– Значит так, дружище, – предпринимаю последнюю попытку решить все мирным путем, – я уважаю твою профессию и принципы, но у меня сейчас нет времени, да и состояние не то, чтобы что-то доказывать. Ты сам прекрасно понимаешь, что я могу сильно испортить тебе жизнь, если захочу. Однако у меня тоже есть понятия. Я тебе благодарен за помощь и за то, что сейчас на свой страх, и риск пытаешься защитить права моей… – запнувшись, застываю, не зная, как обозначить Настькин статус.
Девушки? Смешно. Какая, бл*дь, девушка в сорок лет?! Женщины? Еще смешнее. Сопля она, а не женщина. Любовницы? Пошлятина.
– Жены, – ляпаю, чтоб уж совсем дебилом не выглядеть. У врачишки недоуменно взлетает бровь, я и сам в недоумении. Какого вообще стою тут, парюсь?
– Так она ваша жена? – уточняет недоверчиво очкастый додик. Первая мысль – послать -таки его к еб*ням собачьим, но вовремя себя торможу, понимая, что это еще канители на час, а я настолько заеб*лся, что сил никаких.
– Она – моё всё, – признаюсь устало и даже не морщусь от того, насколько сопливо звучу. Зато врачишка краснеет, словно это он тут себя наизнанку вывернул, но мне уже как-то похер. – Давай, Игорь Валерьевич, не тяни кота за причинное место. Так или иначе я получу информацию и, если кому и будет хуже, то только тебе.
Игорек, насупившись, поджимает губы и садится обратно за стол.
– Что конкретно вы хотите знать?
Ты еб*нутый? – хочется мне спросить.
– Ну, конечно, что с ребенком, – раздраженно поясняю вслух. Все-таки этот малохольный меня бесит.
– С каким еще ребенком? – смотрит он на меня, как на сумасшедшего. Я тоже, как придурок, таращусь на него во все глаза и понимаю, что ни хрена не понимаю.
– То есть ребенка не было? – чувствуя себя, будто в какой-то трагикомедии, уточняю осторожно.
– Сейчас нет, – также аккуратно тянет врачишка и отводит взгляд, а мне будто под дых прилетает. В голове начинает вспыхивать сотня вопросов, но, затаив дыхание, выдавливаю лишь один:
– А когда… был?
– Полагаю, – помедлив, вздыхает тяжело Игорек, – ваша жена была абортирована несколько недель назад. Причем, таким коновалом, что я бы не то, что диплом врача не дал, руки бы отрубил! Естественно, есть ряд осложнений…
Он грузит меня кучей терминов, а я ни хрена не слышу. В ушах стоит звон, словно по башке прилетело, внутри же все стягивает в крепкий, тяжелый узел от осознания, что это значит – «была абортирована несколько недель назад». Меня начинает трясти.

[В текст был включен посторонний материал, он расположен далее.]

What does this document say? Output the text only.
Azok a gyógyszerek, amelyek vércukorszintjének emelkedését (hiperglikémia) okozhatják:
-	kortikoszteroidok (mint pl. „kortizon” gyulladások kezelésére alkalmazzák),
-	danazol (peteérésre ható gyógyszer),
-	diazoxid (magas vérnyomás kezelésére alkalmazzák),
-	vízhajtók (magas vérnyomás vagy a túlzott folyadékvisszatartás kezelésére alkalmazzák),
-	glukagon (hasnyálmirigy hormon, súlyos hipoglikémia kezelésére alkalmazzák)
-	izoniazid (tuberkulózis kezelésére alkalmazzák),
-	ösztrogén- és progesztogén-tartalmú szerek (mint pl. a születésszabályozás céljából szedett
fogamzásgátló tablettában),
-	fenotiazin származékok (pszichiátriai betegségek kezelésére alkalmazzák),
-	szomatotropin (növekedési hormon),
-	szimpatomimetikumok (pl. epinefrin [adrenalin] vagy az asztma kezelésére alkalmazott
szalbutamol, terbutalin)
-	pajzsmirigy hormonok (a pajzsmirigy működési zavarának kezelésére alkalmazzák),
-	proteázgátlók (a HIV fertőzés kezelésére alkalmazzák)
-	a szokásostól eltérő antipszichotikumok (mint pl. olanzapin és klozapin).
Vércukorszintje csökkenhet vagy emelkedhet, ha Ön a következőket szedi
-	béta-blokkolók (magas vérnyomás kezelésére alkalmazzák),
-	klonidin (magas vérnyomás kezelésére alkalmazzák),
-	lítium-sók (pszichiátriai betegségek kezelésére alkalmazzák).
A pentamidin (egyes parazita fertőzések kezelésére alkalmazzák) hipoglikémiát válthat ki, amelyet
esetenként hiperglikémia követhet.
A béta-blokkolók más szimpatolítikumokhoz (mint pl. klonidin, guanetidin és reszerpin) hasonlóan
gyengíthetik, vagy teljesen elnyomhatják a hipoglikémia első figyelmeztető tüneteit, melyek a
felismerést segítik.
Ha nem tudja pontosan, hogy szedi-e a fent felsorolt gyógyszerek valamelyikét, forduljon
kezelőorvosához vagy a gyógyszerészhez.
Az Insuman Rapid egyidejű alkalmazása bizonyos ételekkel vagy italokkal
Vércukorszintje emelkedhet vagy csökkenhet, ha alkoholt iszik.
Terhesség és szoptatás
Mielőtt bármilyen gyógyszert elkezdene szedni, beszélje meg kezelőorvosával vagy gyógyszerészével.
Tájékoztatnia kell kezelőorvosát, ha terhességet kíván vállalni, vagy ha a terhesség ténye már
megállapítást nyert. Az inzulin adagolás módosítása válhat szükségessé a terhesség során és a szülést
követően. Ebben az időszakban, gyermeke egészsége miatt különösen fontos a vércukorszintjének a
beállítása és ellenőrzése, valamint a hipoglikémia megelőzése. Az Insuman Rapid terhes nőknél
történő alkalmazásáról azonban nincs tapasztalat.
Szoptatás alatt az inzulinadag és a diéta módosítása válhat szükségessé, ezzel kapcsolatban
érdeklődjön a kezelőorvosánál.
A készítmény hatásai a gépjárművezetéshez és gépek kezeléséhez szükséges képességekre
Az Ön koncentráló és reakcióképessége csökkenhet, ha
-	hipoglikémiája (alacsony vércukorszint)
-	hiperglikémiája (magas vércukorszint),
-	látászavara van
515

– Ее что, изнасиловали? – сам не замечаю, как произношу вслух и, пошатнувшись, оседаю на подоконник.
– Судя по микроразрывам, – прорывается сквозь звенящий вакуум голос врача, – жесткий секс или насилие имело место быть. А поскольку времени после гинекологического выскабливания прошло недостаточно, то возобновлять на данном этапе половую жизнь, тем более, таким образом, ни в коем случае было нельзя. Мне сейчас сложно оценивать картину, так как плюсом ко всему у девушки началась менструация, а с учетом того, что после аборта или выкидыш это был – не знаю, но на лицо гормональный сбой, так вот в связи с этим кровотечение очень обильное. Также на фоне стресса наблюдается термоневроз…
Что за термоневроз, причем тут менструация и про что он вообще говорит, я все никак не вкурю. Меня заклинило на «была абортирована», и я хватал воздух ртом, как выброшенная на берег рыбина, пытаясь хоть как-то упорядочить в голове этот п*здец.
– Да стой ты, не тарахти! Говори нормально, русским языком! – обрываю торопливую речь врачишки.
– А что тут непонятного? – огрызается он, теряя терпение. – Говорю же: несколько недель назад ей провели гинекологическое выскабливание. Аборт ли это был или выкидыш, я не знаю! Знаю только, что провели ужаснейшим образом, выскоблили под ноль. Неизвестно теперь сможет ли ваша жена иметь детей. Так мало того, там еще не зажило все, а вы… или кто там… полезли к девушке. Хорошо, что разрыва не было, а то бы сейчас не со мной разговаривали, а с патологоанатомом.